No, not a fad diet or ill-effect of bad food choices. This list represents the order in which I curse the local utilities at 7am every morning.
You see, in March the good people at National Grid sent us a letter alerting us to a new gas main coming right up. Yay! 6 weeks of digging a trench down the odd side of our street! And, dude, that digger machine thing is the noisiest thing on wheels when it's just moving and not even digging! I simply cannot overstate the amount of creak and screech let out as it rolls up the road every day at precisely 7 am. Disney could not invent a noisier machine in a movie about poor, old post-apocalyptic tractors dying for lack of oil (until some sprightly robot comes along and, with the aid of a fiery redheaded girl, saves the world and simultaneously lubes his joints - this is Disney after all).

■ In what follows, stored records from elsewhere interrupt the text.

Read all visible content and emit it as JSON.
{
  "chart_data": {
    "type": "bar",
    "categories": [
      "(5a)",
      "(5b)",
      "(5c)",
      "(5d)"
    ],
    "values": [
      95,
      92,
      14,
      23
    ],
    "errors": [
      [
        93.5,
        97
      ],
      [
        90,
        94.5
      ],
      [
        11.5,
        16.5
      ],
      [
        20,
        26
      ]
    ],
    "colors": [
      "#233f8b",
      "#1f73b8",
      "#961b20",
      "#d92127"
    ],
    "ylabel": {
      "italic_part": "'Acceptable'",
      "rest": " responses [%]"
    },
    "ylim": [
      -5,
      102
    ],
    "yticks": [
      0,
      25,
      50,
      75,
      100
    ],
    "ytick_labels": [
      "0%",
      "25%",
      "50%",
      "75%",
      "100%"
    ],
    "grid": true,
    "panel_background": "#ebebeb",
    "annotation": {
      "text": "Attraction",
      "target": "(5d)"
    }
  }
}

Anyway. Gas line. In. Done. Moving on.
One week later (April 23rd, to be exact) we got a letter from our fair town telling us that we will be the recipients of a new water main, too! Hooray! Jackpot!
Not.
This time they dug up the even side of the road, and installed temporary, above ground water pipes along both sides - meaning they also had to put sand and asphalt up around those pipes to create ramps at all the driveways. Very sexy. (Additionally, these overland pipes provide a new spectator sport where you get to watch your guests struggle with where they are supposed to park and worry that they are not supposed to drive over or step on the pipes. Fun!)

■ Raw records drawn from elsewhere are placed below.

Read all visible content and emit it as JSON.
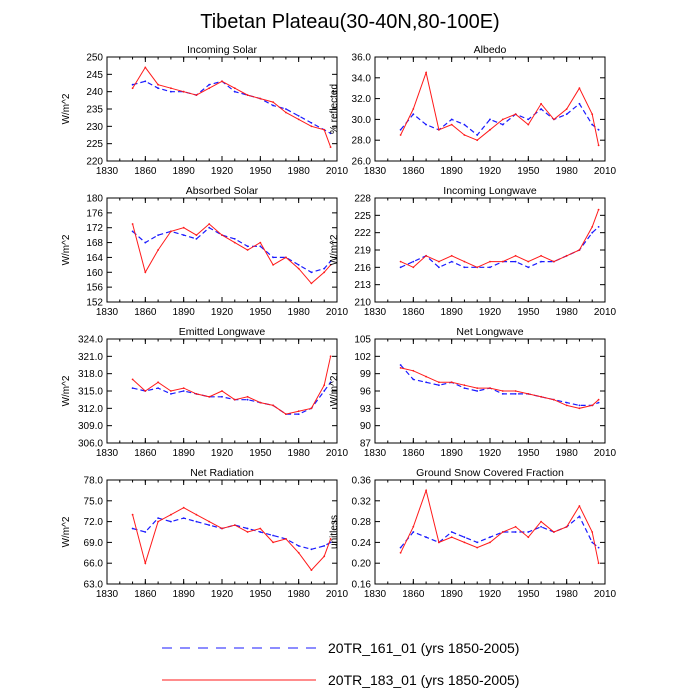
{
  "figure": {
    "title": "Tibetan Plateau(30-40N,80-100E)",
    "colors": {
      "series1": "#1a1aff",
      "series2": "#ff1a1a",
      "axis": "#000000"
    }
  },
  "chart_data": [
    {
      "type": "line",
      "title": "Incoming Solar",
      "xlabel": "",
      "ylabel": "W/m^2",
      "xlim": [
        1830,
        2010
      ],
      "xticks": [
        "1830",
        "1860",
        "1890",
        "1920",
        "1950",
        "1980",
        "2010"
      ],
      "ylim": [
        220,
        250
      ],
      "yticks": [
        "220",
        "225",
        "230",
        "235",
        "240",
        "245",
        "250"
      ],
      "x": [
        1850,
        1860,
        1870,
        1880,
        1890,
        1900,
        1910,
        1920,
        1930,
        1940,
        1950,
        1960,
        1970,
        1980,
        1990,
        2000,
        2005
      ],
      "series": [
        {
          "name": "20TR_161_01 (yrs 1850-2005)",
          "values": [
            242,
            243,
            241,
            240,
            240,
            239,
            242,
            243,
            240,
            239,
            238,
            236,
            235,
            233,
            231,
            229,
            228
          ]
        },
        {
          "name": "20TR_183_01 (yrs 1850-2005)",
          "values": [
            241,
            247,
            242,
            241,
            240,
            239,
            241,
            243,
            241,
            239,
            238,
            237,
            234,
            232,
            230,
            229,
            224
          ]
        }
      ]
    },
    {
      "type": "line",
      "title": "Albedo",
      "xlabel": "",
      "ylabel": "% reflected",
      "xlim": [
        1830,
        2010
      ],
      "xticks": [
        "1830",
        "1860",
        "1890",
        "1920",
        "1950",
        "1980",
        "2010"
      ],
      "ylim": [
        26,
        36
      ],
      "yticks": [
        "26.0",
        "28.0",
        "30.0",
        "32.0",
        "34.0",
        "36.0"
      ],
      "x": [
        1850,
        1860,
        1870,
        1880,
        1890,
        1900,
        1910,
        1920,
        1930,
        1940,
        1950,
        1960,
        1970,
        1980,
        1990,
        2000,
        2005
      ],
      "series": [
        {
          "name": "20TR_161_01 (yrs 1850-2005)",
          "values": [
            29.0,
            30.5,
            29.5,
            29.0,
            30.0,
            29.5,
            28.5,
            30.0,
            29.5,
            30.5,
            30.0,
            31.0,
            30.0,
            30.5,
            31.5,
            29.5,
            29.0
          ]
        },
        {
          "name": "20TR_183_01 (yrs 1850-2005)",
          "values": [
            28.5,
            31.0,
            34.5,
            29.0,
            29.5,
            28.5,
            28.0,
            29.0,
            30.0,
            30.5,
            29.5,
            31.5,
            30.0,
            31.0,
            33.0,
            30.5,
            27.5
          ]
        }
      ]
    },
    {
      "type": "line",
      "title": "Absorbed Solar",
      "xlabel": "",
      "ylabel": "W/m^2",
      "xlim": [
        1830,
        2010
      ],
      "xticks": [
        "1830",
        "1860",
        "1890",
        "1920",
        "1950",
        "1980",
        "2010"
      ],
      "ylim": [
        152,
        180
      ],
      "yticks": [
        "152",
        "156",
        "160",
        "164",
        "168",
        "172",
        "176",
        "180"
      ],
      "x": [
        1850,
        1860,
        1870,
        1880,
        1890,
        1900,
        1910,
        1920,
        1930,
        1940,
        1950,
        1960,
        1970,
        1980,
        1990,
        2000,
        2005
      ],
      "series": [
        {
          "name": "20TR_161_01 (yrs 1850-2005)",
          "values": [
            171,
            168,
            170,
            171,
            170,
            169,
            172,
            170,
            169,
            167,
            167,
            164,
            164,
            162,
            160,
            161,
            163
          ]
        },
        {
          "name": "20TR_183_01 (yrs 1850-2005)",
          "values": [
            173,
            160,
            166,
            171,
            172,
            170,
            173,
            170,
            168,
            166,
            168,
            162,
            164,
            161,
            157,
            160,
            162
          ]
        }
      ]
    },
    {
      "type": "line",
      "title": "Incoming Longwave",
      "xlabel": "",
      "ylabel": "W/m^2",
      "xlim": [
        1830,
        2010
      ],
      "xticks": [
        "1830",
        "1860",
        "1890",
        "1920",
        "1950",
        "1980",
        "2010"
      ],
      "ylim": [
        210,
        228
      ],
      "yticks": [
        "210",
        "213",
        "216",
        "219",
        "222",
        "225",
        "228"
      ],
      "x": [
        1850,
        1860,
        1870,
        1880,
        1890,
        1900,
        1910,
        1920,
        1930,
        1940,
        1950,
        1960,
        1970,
        1980,
        1990,
        2000,
        2005
      ],
      "series": [
        {
          "name": "20TR_161_01 (yrs 1850-2005)",
          "values": [
            216,
            217,
            218,
            216,
            217,
            216,
            216,
            216,
            217,
            217,
            216,
            217,
            217,
            218,
            219,
            222,
            223
          ]
        },
        {
          "name": "20TR_183_01 (yrs 1850-2005)",
          "values": [
            217,
            216,
            218,
            217,
            218,
            217,
            216,
            217,
            217,
            218,
            217,
            218,
            217,
            218,
            219,
            223,
            226
          ]
        }
      ]
    },
    {
      "type": "line",
      "title": "Emitted Longwave",
      "xlabel": "",
      "ylabel": "W/m^2",
      "xlim": [
        1830,
        2010
      ],
      "xticks": [
        "1830",
        "1860",
        "1890",
        "1920",
        "1950",
        "1980",
        "2010"
      ],
      "ylim": [
        306,
        324
      ],
      "yticks": [
        "306.0",
        "309.0",
        "312.0",
        "315.0",
        "318.0",
        "321.0",
        "324.0"
      ],
      "x": [
        1850,
        1860,
        1870,
        1880,
        1890,
        1900,
        1910,
        1920,
        1930,
        1940,
        1950,
        1960,
        1970,
        1980,
        1990,
        2000,
        2005
      ],
      "series": [
        {
          "name": "20TR_161_01 (yrs 1850-2005)",
          "values": [
            315.5,
            315.0,
            315.5,
            314.5,
            315.0,
            314.5,
            314.0,
            314.0,
            313.5,
            313.5,
            313.0,
            312.5,
            311.0,
            311.0,
            312.0,
            315.0,
            316.5
          ]
        },
        {
          "name": "20TR_183_01 (yrs 1850-2005)",
          "values": [
            317.0,
            315.0,
            316.5,
            315.0,
            315.5,
            314.5,
            314.0,
            315.0,
            313.5,
            314.0,
            313.0,
            312.5,
            311.0,
            311.5,
            312.0,
            316.0,
            321.0
          ]
        }
      ]
    },
    {
      "type": "line",
      "title": "Net Longwave",
      "xlabel": "",
      "ylabel": "W/m^2",
      "xlim": [
        1830,
        2010
      ],
      "xticks": [
        "1830",
        "1860",
        "1890",
        "1920",
        "1950",
        "1980",
        "2010"
      ],
      "ylim": [
        87,
        105
      ],
      "yticks": [
        "87",
        "90",
        "93",
        "96",
        "99",
        "102",
        "105"
      ],
      "x": [
        1850,
        1860,
        1870,
        1880,
        1890,
        1900,
        1910,
        1920,
        1930,
        1940,
        1950,
        1960,
        1970,
        1980,
        1990,
        2000,
        2005
      ],
      "series": [
        {
          "name": "20TR_161_01 (yrs 1850-2005)",
          "values": [
            100.5,
            98.0,
            97.5,
            97.0,
            97.5,
            96.5,
            96.0,
            96.5,
            95.5,
            95.5,
            95.5,
            95.0,
            94.5,
            94.0,
            93.5,
            93.5,
            94.0
          ]
        },
        {
          "name": "20TR_183_01 (yrs 1850-2005)",
          "values": [
            100.0,
            99.5,
            98.5,
            97.5,
            97.5,
            97.0,
            96.5,
            96.5,
            96.0,
            96.0,
            95.5,
            95.0,
            94.5,
            93.5,
            93.0,
            93.5,
            94.5
          ]
        }
      ]
    },
    {
      "type": "line",
      "title": "Net Radiation",
      "xlabel": "",
      "ylabel": "W/m^2",
      "xlim": [
        1830,
        2010
      ],
      "xticks": [
        "1830",
        "1860",
        "1890",
        "1920",
        "1950",
        "1980",
        "2010"
      ],
      "ylim": [
        63,
        78
      ],
      "yticks": [
        "63.0",
        "66.0",
        "69.0",
        "72.0",
        "75.0",
        "78.0"
      ],
      "x": [
        1850,
        1860,
        1870,
        1880,
        1890,
        1900,
        1910,
        1920,
        1930,
        1940,
        1950,
        1960,
        1970,
        1980,
        1990,
        2000,
        2005
      ],
      "series": [
        {
          "name": "20TR_161_01 (yrs 1850-2005)",
          "values": [
            71.0,
            70.5,
            72.5,
            72.0,
            72.5,
            72.0,
            71.5,
            71.0,
            71.5,
            71.0,
            70.5,
            70.0,
            69.5,
            68.5,
            68.0,
            68.5,
            69.0
          ]
        },
        {
          "name": "20TR_183_01 (yrs 1850-2005)",
          "values": [
            73.0,
            66.0,
            72.0,
            73.0,
            74.0,
            73.0,
            72.0,
            71.0,
            71.5,
            70.5,
            71.0,
            69.0,
            69.5,
            67.5,
            65.0,
            67.0,
            69.5
          ]
        }
      ]
    },
    {
      "type": "line",
      "title": "Ground Snow Covered Fraction",
      "xlabel": "",
      "ylabel": "unitless",
      "xlim": [
        1830,
        2010
      ],
      "xticks": [
        "1830",
        "1860",
        "1890",
        "1920",
        "1950",
        "1980",
        "2010"
      ],
      "ylim": [
        0.16,
        0.36
      ],
      "yticks": [
        "0.16",
        "0.20",
        "0.24",
        "0.28",
        "0.32",
        "0.36"
      ],
      "x": [
        1850,
        1860,
        1870,
        1880,
        1890,
        1900,
        1910,
        1920,
        1930,
        1940,
        1950,
        1960,
        1970,
        1980,
        1990,
        2000,
        2005
      ],
      "series": [
        {
          "name": "20TR_161_01 (yrs 1850-2005)",
          "values": [
            0.23,
            0.26,
            0.25,
            0.24,
            0.26,
            0.25,
            0.24,
            0.25,
            0.26,
            0.26,
            0.26,
            0.27,
            0.26,
            0.27,
            0.29,
            0.24,
            0.23
          ]
        },
        {
          "name": "20TR_183_01 (yrs 1850-2005)",
          "values": [
            0.22,
            0.27,
            0.34,
            0.24,
            0.25,
            0.24,
            0.23,
            0.24,
            0.26,
            0.27,
            0.25,
            0.28,
            0.26,
            0.27,
            0.31,
            0.26,
            0.2
          ]
        }
      ]
    }
  ],
  "legend": [
    {
      "label": "20TR_161_01 (yrs 1850-2005)",
      "style": "dashed",
      "color": "#1a1aff"
    },
    {
      "label": "20TR_183_01 (yrs 1850-2005)",
      "style": "solid",
      "color": "#ff1a1a"
    }
  ]
}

That digging lasted until about 2 weeks ago. And then they started in on the digging of horizontal trenches every, oh, 15 feet or so. This work ends this week. They are actually, as of last week, beginning the removal of the overland pipe on the even side. And, my neighbors on either side report that they are back on the water grid. I, for some reason, am still getting my water via a garden hose that runs from my neighbor's outdoor tap. I am not kidding, I have been getting water this way since early May. Second hand hose water = not awesome.
So today I have to call and see why they are all "on the main" and we are not. Because, you know, calling public utilities is so totally my fave.
But, whatever, it's not even bothering me really, because, ummm, last night the line from the (brand new!) gas main to the neighbor's house broke. Why do we care, neighbor's problem, right? Weeeelll, 100 or so years ago somebody cut a major corner and instead of giving the good folks in my hood their own gas service lines, they piped up to this particular neighbor's house and then ran a pipe from their basement to mine. Crazy, right? Not as crazy as what they did after that - which is to then run a pipe through my basement to the house on the other side, and from them to the one after that. Yep, one service, four houses.
Apparently totally, totally, totally uncool by modern day codes and standards and rules and whatnot.
Soooo, gas leak at house #1 means no gas for houses #1-#4. And, well, they don't "fix" shit like this and move along. Noooo, they need to bring us to code. Which means a new line from the street. And that means a trench from the street to the house. And that means "1-2 weeks of digging."
By the end of this I may well have post-traumatic stress disorder and start flapping my arms and crying when I see a digger or jackhammer, or even a guy in a damned yellow safety vest.